What it is (and why it’s useful)
- Precision = TP / (TP + FP): among items you predicted positive, how many are truly positive.
- Recall (a.k.a. TPR, sensitivity) = TP / (TP + FN): among truly positive items, how many you found.
- A Precision–Recall (PR) curve plots precision (y-axis) versus recall (x-axis) as you sweep a decision threshold over model scores.
- PR-AUC is the area under that PR curve; it summarizes the quality of the ranking your model produces, emphasizing performance on the positive class—especially valuable under class imbalance.
Interpreting PR-AUC
- Range and baseline: for a random ranking, expected PR-AUC ≈ positive class prevalence $\pi = \frac{P}{P+N}$.
- Example: if only 5% of examples are positive, a no-skill PR-AUC is ~0.05.
- Values below $\pi$ indicate worse-than-random ranking; values above $\pi$ indicate useful ranking.
- Higher is better; 1.0 is perfect (precision = 1 at all recalls).
- Not comparable across datasets with different prevalence. Always report $\pi$ alongside PR-AUC.
PR-AUC vs ROC-AUC (when to prefer which)
- ROC-AUC = area under TPR vs FPR; it treats positives and negatives symmetrically.
- In highly imbalanced settings, ROC-AUC can look optimistic even when the model yields many false positives.
- PR-AUC focuses on the positive class: it penalizes false positives directly through precision. Prefer PR-AUC when positives are rare and costs are asymmetric.
How PR curves relate to ROC curves
Given prevalence $\pi$,
$\text{precision} \;=\; \frac{\pi\cdot \text{TPR}}{\pi\cdot \text{TPR} + (1-\pi)\cdot \text{FPR}}.$
Thus the same ROC point maps to different PR points when $\pi$ changes—another reason PR-AUC depends on class balance.
Computing PR-AUC (practical)
- Sort examples by predicted score (descending).
- Sweep a threshold over the ranked list and compute $(\text{recall}_k, \text{precision}_k)$ at each step $k$.
- Integrate precision over recall. Two common summaries:
- Area under PR curve using step-wise interpolation (common in libraries).
- Average Precision (AP): a ranking metric that computes a weighted mean of precision at each new recall obtained when a true positive is encountered. AP and PR-AUC are closely related but not identical; AP corresponds to a specific interpolation that creates a precision “envelope.”
Tip: scikit-learn’s
average_precision_scorereports AP;auc(recall, precision)computes trapezoidal area under your sampled PR points. Report which one you use.
Properties and practical notes
- Ranking-invariance: Any monotonic transformation of scores (e.g., logits → probabilities) leaves PR-AUC unchanged; it depends on ordering, not calibration.

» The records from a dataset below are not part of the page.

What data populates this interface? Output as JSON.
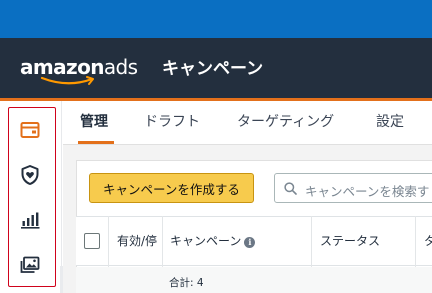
{
  "header": {
    "logo_text_bold": "amazon",
    "logo_text_light": "ads",
    "page_title": "キャンペーン"
  },
  "sidebar": {
    "items": [
      {
        "icon": "campaign-manager-icon"
      },
      {
        "icon": "brand-shield-icon"
      },
      {
        "icon": "reports-icon"
      },
      {
        "icon": "creative-assets-icon"
      }
    ],
    "expand_glyph": "»"
  },
  "tabs": [
    {
      "label": "管理",
      "active": true
    },
    {
      "label": "ドラフト",
      "active": false
    },
    {
      "label": "ターゲティング",
      "active": false
    },
    {
      "label": "設定",
      "active": false
    }
  ],
  "toolbar": {
    "create_button_label": "キャンペーンを作成する",
    "search_placeholder": "キャンペーンを検索す"
  },
  "table": {
    "columns": [
      "有効/停",
      "キャンペーン",
      "ステータス",
      "タ"
    ],
    "info_glyph": "i",
    "total_label": "合計: 4"
  },
  "colors": {
    "header_bg": "#232f3e",
    "top_bar": "#0a6fc2",
    "accent_orange": "#e3701b",
    "button_yellow": "#f7cb4d",
    "highlight_red": "#d0021b"
  }
}
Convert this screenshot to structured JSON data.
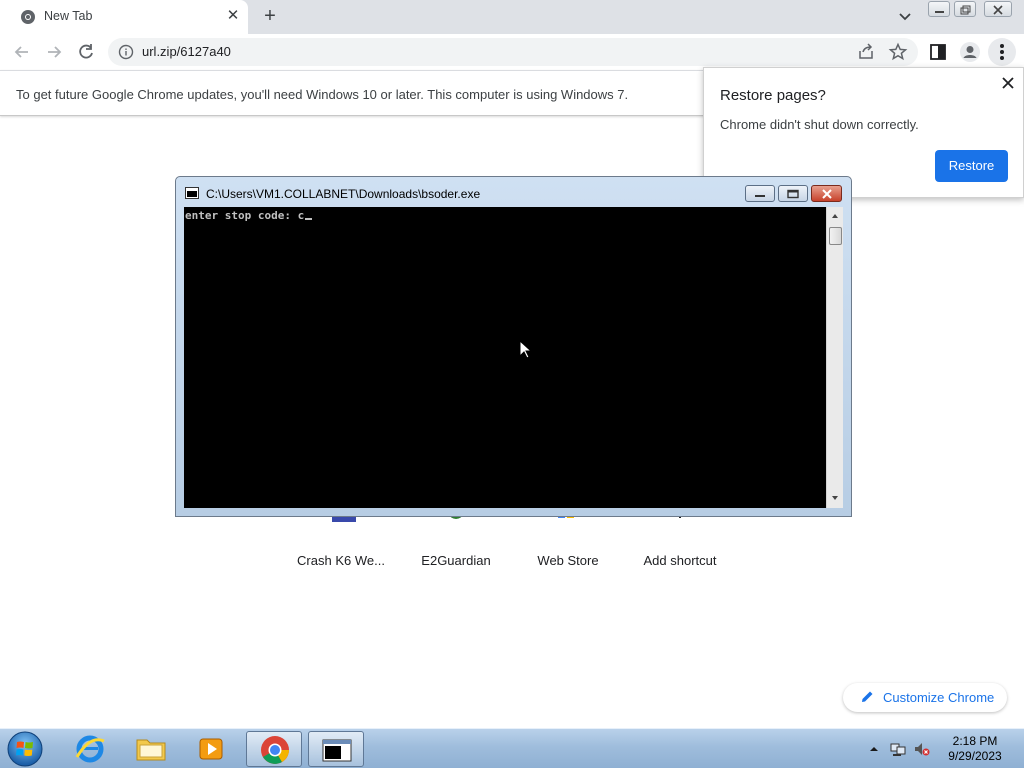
{
  "browser": {
    "tab_title": "New Tab",
    "url": "url.zip/6127a40",
    "infobar_text": "To get future Google Chrome updates, you'll need Windows 10 or later. This computer is using Windows 7."
  },
  "restore_popup": {
    "title": "Restore pages?",
    "message": "Chrome didn't shut down correctly.",
    "button": "Restore"
  },
  "console": {
    "title": "C:\\Users\\VM1.COLLABNET\\Downloads\\bsoder.exe",
    "prompt": "enter stop code: c"
  },
  "shortcuts": [
    {
      "label": "Crash K6 We..."
    },
    {
      "label": "E2Guardian"
    },
    {
      "label": "Web Store"
    },
    {
      "label": "Add shortcut"
    }
  ],
  "customize_label": "Customize Chrome",
  "taskbar": {
    "time": "2:18 PM",
    "date": "9/29/2023",
    "apps": [
      "internet-explorer",
      "file-explorer",
      "media-player",
      "chrome",
      "console"
    ]
  },
  "colors": {
    "accent": "#1a73e8",
    "console_bg": "#000000",
    "console_text": "#c0c0c0"
  }
}
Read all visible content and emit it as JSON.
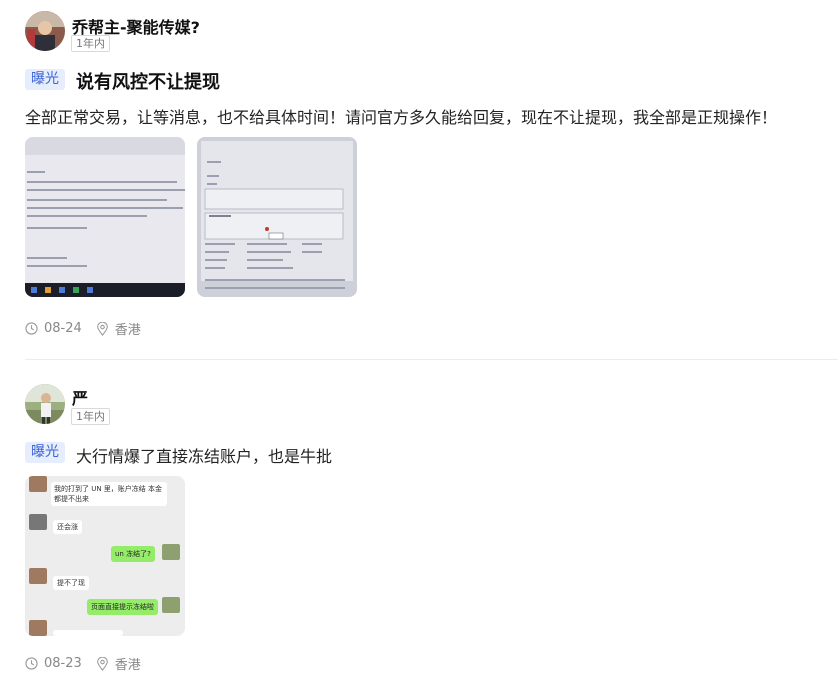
{
  "posts": [
    {
      "user": {
        "name": "乔帮主-聚能传媒?",
        "time_badge": "1年内"
      },
      "tag": "曝光",
      "title": "说有风控不让提现",
      "content": "全部正常交易，让等消息，也不给具体时间！请问官方多久能给回复，现在不让提现，我全部是正规操作！",
      "date": "08-24",
      "location": "香港"
    },
    {
      "user": {
        "name": "严",
        "time_badge": "1年内"
      },
      "tag": "曝光",
      "title": "大行情爆了直接冻结账户，也是牛批",
      "chat": {
        "msg1": "我的打到了 UN 里，账户冻结 本金都提不出来",
        "msg2": "还会涨",
        "msg3": "un 冻结了?",
        "msg4": "提不了现",
        "msg5": "页面直接提示冻结啦"
      },
      "date": "08-23",
      "location": "香港"
    }
  ],
  "icons": {
    "clock": "clock-icon",
    "location": "location-pin-icon"
  }
}
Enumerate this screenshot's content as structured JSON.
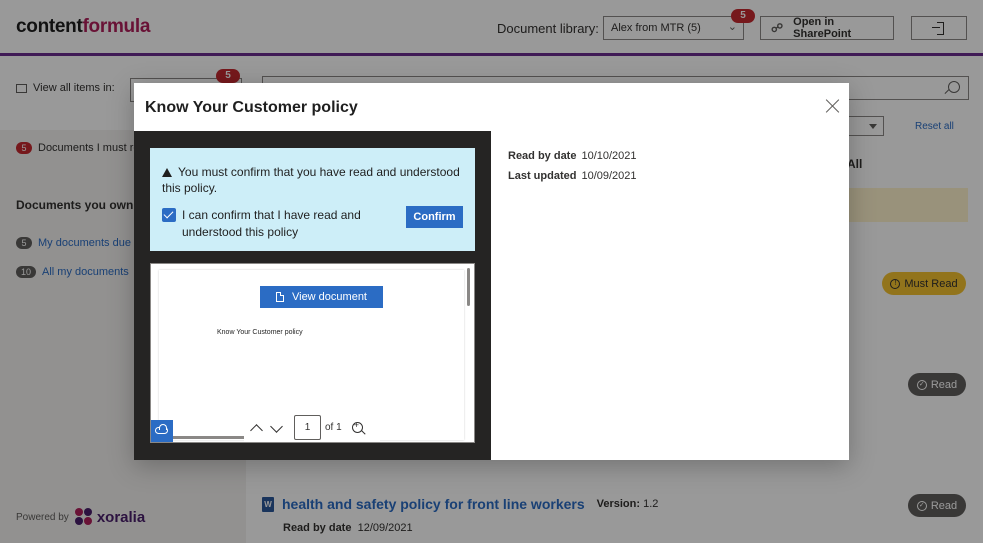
{
  "header": {
    "brand_part1": "content",
    "brand_part2": "formula",
    "doclib_label": "Document library:",
    "doclib_value": "Alex from MTR (5)",
    "doclib_badge": "5",
    "sharepoint_label": "Open in SharePoint"
  },
  "toolbar": {
    "view_all_label": "View all items in:",
    "view_badge": "5",
    "reset_all": "Reset all",
    "all_tab": "All"
  },
  "sidebar": {
    "must_read_count": "5",
    "must_read_label": "Documents I must re",
    "own_heading": "Documents you own",
    "items": [
      {
        "count": "5",
        "label": "My documents due f"
      },
      {
        "count": "10",
        "label": "All my documents"
      }
    ],
    "powered_by": "Powered by",
    "powered_brand": "xoralia"
  },
  "list": {
    "must_read_badge": "Must Read",
    "read_badge_1": "Read",
    "read_badge_2": "Read",
    "doc_title": "health and safety policy for front line workers",
    "version_label": "Version:",
    "version_value": "1.2",
    "read_by_label": "Read by date",
    "read_by_value": "12/09/2021"
  },
  "modal": {
    "title": "Know Your Customer policy",
    "warning": "You must confirm that you have read and understood this policy.",
    "checkbox_label": "I can confirm that I have read and understood this policy",
    "checkbox_checked": true,
    "confirm_button": "Confirm",
    "view_document_button": "View document",
    "preview_text": "Know Your Customer policy",
    "page_current": "1",
    "page_of": "of 1",
    "read_by_label": "Read by date",
    "read_by_value": "10/10/2021",
    "last_updated_label": "Last updated",
    "last_updated_value": "10/09/2021"
  },
  "colors": {
    "accent": "#2b6cc4",
    "brand_underline": "#6b2c8f",
    "badge_red": "#c5292f",
    "must_read_yellow": "#f3c130",
    "confirm_panel": "#cdeef8"
  }
}
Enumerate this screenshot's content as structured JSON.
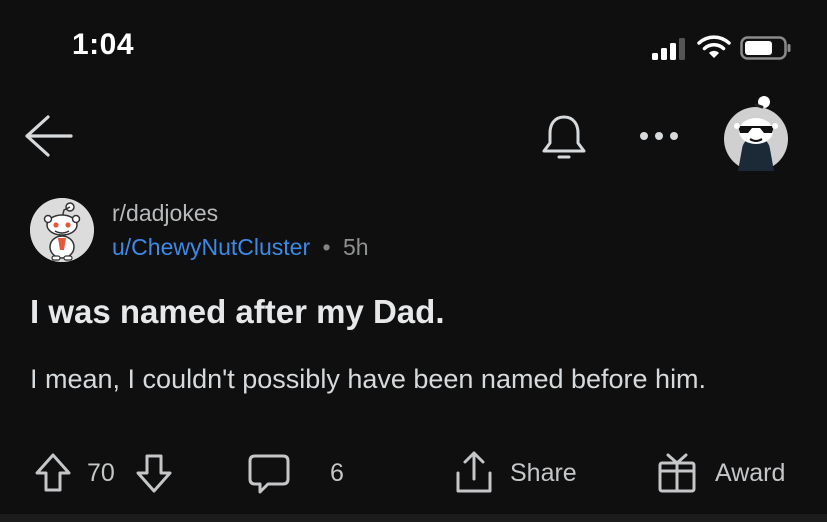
{
  "status_bar": {
    "time": "1:04",
    "icons": [
      "cellular-signal-icon",
      "wifi-icon",
      "battery-icon"
    ]
  },
  "nav": {
    "icons": [
      "back-arrow-icon",
      "bell-icon",
      "more-options-icon",
      "user-avatar"
    ]
  },
  "post": {
    "subreddit": "r/dadjokes",
    "username": "u/ChewyNutCluster",
    "separator": "•",
    "age": "5h",
    "title": "I was named after my Dad.",
    "body": "I mean, I couldn't possibly have been named before him.",
    "votes": "70",
    "comments": "6",
    "share_label": "Share",
    "award_label": "Award"
  },
  "colors": {
    "background": "#0f0f0f",
    "username": "#3d8ae6",
    "text": "#d7dadc",
    "muted": "#8e9092"
  }
}
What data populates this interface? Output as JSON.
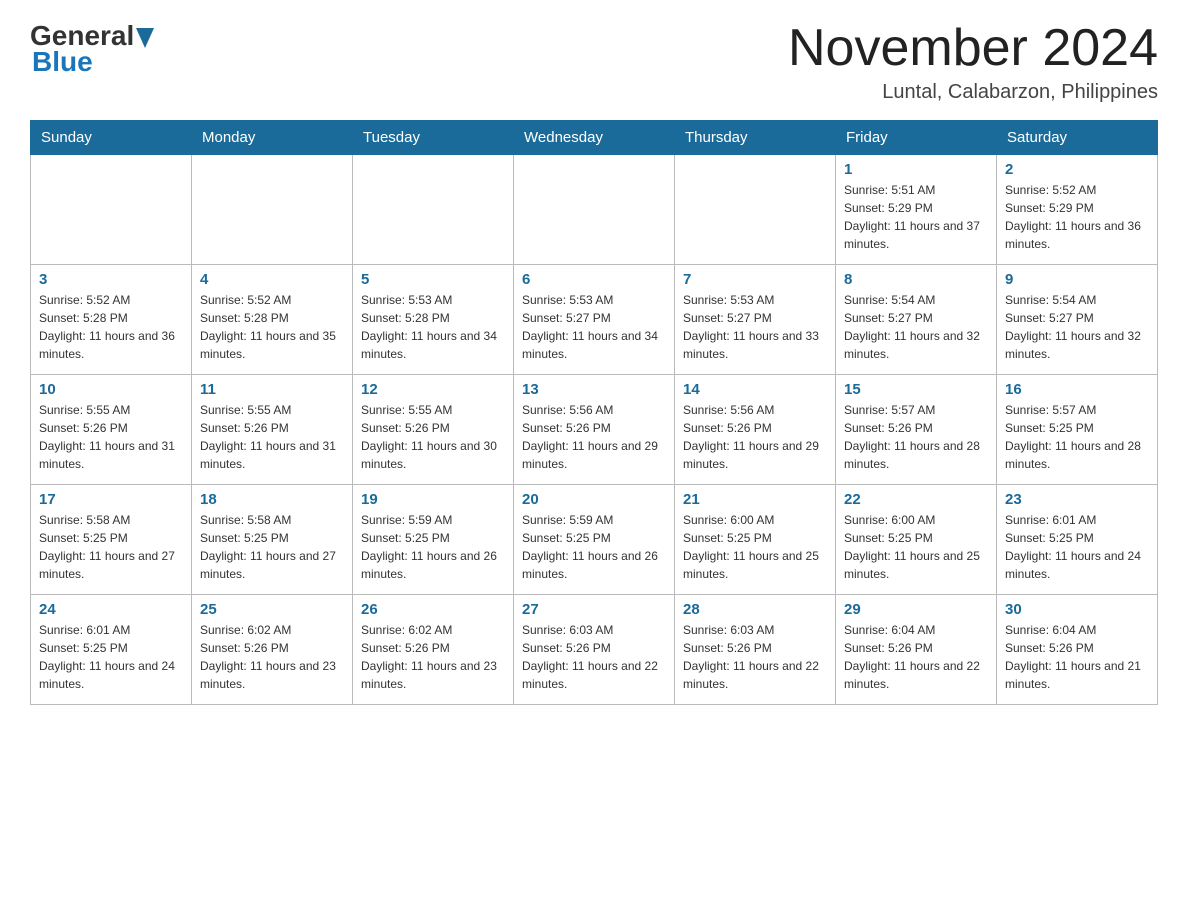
{
  "header": {
    "logo_general": "General",
    "logo_blue": "Blue",
    "title": "November 2024",
    "subtitle": "Luntal, Calabarzon, Philippines"
  },
  "weekdays": [
    "Sunday",
    "Monday",
    "Tuesday",
    "Wednesday",
    "Thursday",
    "Friday",
    "Saturday"
  ],
  "rows": [
    [
      {
        "day": "",
        "info": ""
      },
      {
        "day": "",
        "info": ""
      },
      {
        "day": "",
        "info": ""
      },
      {
        "day": "",
        "info": ""
      },
      {
        "day": "",
        "info": ""
      },
      {
        "day": "1",
        "info": "Sunrise: 5:51 AM\nSunset: 5:29 PM\nDaylight: 11 hours and 37 minutes."
      },
      {
        "day": "2",
        "info": "Sunrise: 5:52 AM\nSunset: 5:29 PM\nDaylight: 11 hours and 36 minutes."
      }
    ],
    [
      {
        "day": "3",
        "info": "Sunrise: 5:52 AM\nSunset: 5:28 PM\nDaylight: 11 hours and 36 minutes."
      },
      {
        "day": "4",
        "info": "Sunrise: 5:52 AM\nSunset: 5:28 PM\nDaylight: 11 hours and 35 minutes."
      },
      {
        "day": "5",
        "info": "Sunrise: 5:53 AM\nSunset: 5:28 PM\nDaylight: 11 hours and 34 minutes."
      },
      {
        "day": "6",
        "info": "Sunrise: 5:53 AM\nSunset: 5:27 PM\nDaylight: 11 hours and 34 minutes."
      },
      {
        "day": "7",
        "info": "Sunrise: 5:53 AM\nSunset: 5:27 PM\nDaylight: 11 hours and 33 minutes."
      },
      {
        "day": "8",
        "info": "Sunrise: 5:54 AM\nSunset: 5:27 PM\nDaylight: 11 hours and 32 minutes."
      },
      {
        "day": "9",
        "info": "Sunrise: 5:54 AM\nSunset: 5:27 PM\nDaylight: 11 hours and 32 minutes."
      }
    ],
    [
      {
        "day": "10",
        "info": "Sunrise: 5:55 AM\nSunset: 5:26 PM\nDaylight: 11 hours and 31 minutes."
      },
      {
        "day": "11",
        "info": "Sunrise: 5:55 AM\nSunset: 5:26 PM\nDaylight: 11 hours and 31 minutes."
      },
      {
        "day": "12",
        "info": "Sunrise: 5:55 AM\nSunset: 5:26 PM\nDaylight: 11 hours and 30 minutes."
      },
      {
        "day": "13",
        "info": "Sunrise: 5:56 AM\nSunset: 5:26 PM\nDaylight: 11 hours and 29 minutes."
      },
      {
        "day": "14",
        "info": "Sunrise: 5:56 AM\nSunset: 5:26 PM\nDaylight: 11 hours and 29 minutes."
      },
      {
        "day": "15",
        "info": "Sunrise: 5:57 AM\nSunset: 5:26 PM\nDaylight: 11 hours and 28 minutes."
      },
      {
        "day": "16",
        "info": "Sunrise: 5:57 AM\nSunset: 5:25 PM\nDaylight: 11 hours and 28 minutes."
      }
    ],
    [
      {
        "day": "17",
        "info": "Sunrise: 5:58 AM\nSunset: 5:25 PM\nDaylight: 11 hours and 27 minutes."
      },
      {
        "day": "18",
        "info": "Sunrise: 5:58 AM\nSunset: 5:25 PM\nDaylight: 11 hours and 27 minutes."
      },
      {
        "day": "19",
        "info": "Sunrise: 5:59 AM\nSunset: 5:25 PM\nDaylight: 11 hours and 26 minutes."
      },
      {
        "day": "20",
        "info": "Sunrise: 5:59 AM\nSunset: 5:25 PM\nDaylight: 11 hours and 26 minutes."
      },
      {
        "day": "21",
        "info": "Sunrise: 6:00 AM\nSunset: 5:25 PM\nDaylight: 11 hours and 25 minutes."
      },
      {
        "day": "22",
        "info": "Sunrise: 6:00 AM\nSunset: 5:25 PM\nDaylight: 11 hours and 25 minutes."
      },
      {
        "day": "23",
        "info": "Sunrise: 6:01 AM\nSunset: 5:25 PM\nDaylight: 11 hours and 24 minutes."
      }
    ],
    [
      {
        "day": "24",
        "info": "Sunrise: 6:01 AM\nSunset: 5:25 PM\nDaylight: 11 hours and 24 minutes."
      },
      {
        "day": "25",
        "info": "Sunrise: 6:02 AM\nSunset: 5:26 PM\nDaylight: 11 hours and 23 minutes."
      },
      {
        "day": "26",
        "info": "Sunrise: 6:02 AM\nSunset: 5:26 PM\nDaylight: 11 hours and 23 minutes."
      },
      {
        "day": "27",
        "info": "Sunrise: 6:03 AM\nSunset: 5:26 PM\nDaylight: 11 hours and 22 minutes."
      },
      {
        "day": "28",
        "info": "Sunrise: 6:03 AM\nSunset: 5:26 PM\nDaylight: 11 hours and 22 minutes."
      },
      {
        "day": "29",
        "info": "Sunrise: 6:04 AM\nSunset: 5:26 PM\nDaylight: 11 hours and 22 minutes."
      },
      {
        "day": "30",
        "info": "Sunrise: 6:04 AM\nSunset: 5:26 PM\nDaylight: 11 hours and 21 minutes."
      }
    ]
  ]
}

- Non-convex curves: PR curves can zig-zag; libraries often apply an envelope (monotone precision w.r.t. recall) before integrating.
- Edge cases:
- No positives → PR curve undefined (precision is undefined); most libraries return
nanand may warn. - Extremely few positives → high variance; use confidence intervals or repeated resampling.
- No positives → PR curve undefined (precision is undefined); most libraries return
- Micro vs macro averaging (multiclass/multilabel):
- Micro-averaged PR-AUC: pool all decisions across classes then compute one PR curve; dominated by common classes.
- Macro-averaged PR-AUC: compute per-class PR-AUC and average; treats classes equally. Report both if class supports differ.
- Sampling effects: Down/upsampling negatives/positives changes prevalence and thus PR-AUC. If you sample for training, compute PR-AUC on an evaluation set with natural class balance.
- Operational view: Choose thresholds by inspecting the PR curve where precision meets business constraints (e.g., “precision ≥ 0.9”) and read off the achievable recall (coverage).
Reporting checklist (quick)
- PR-AUC value and positive class prevalence $\pi$.
- Which summary you used (AP vs AUC under PR), and interpolation details.
- Confidence interval or variability estimate (e.g., bootstrap).
- (If multiclass) micro/macro choice.
- A precision@k or precision at target recall to connect to real decisions.
Tiny worked example (conceptual)
- Dataset: 1,000 samples, 50 positives (prevalence $\pi=0.05$).
- A model with PR-AUC = 0.42 is strong relative to the 0.05 baseline.
- If operations require precision ≥ 0.9, the PR curve may show recall ≈ 0.25 at that precision → you’ll capture ~25% of all positives while keeping false positives low.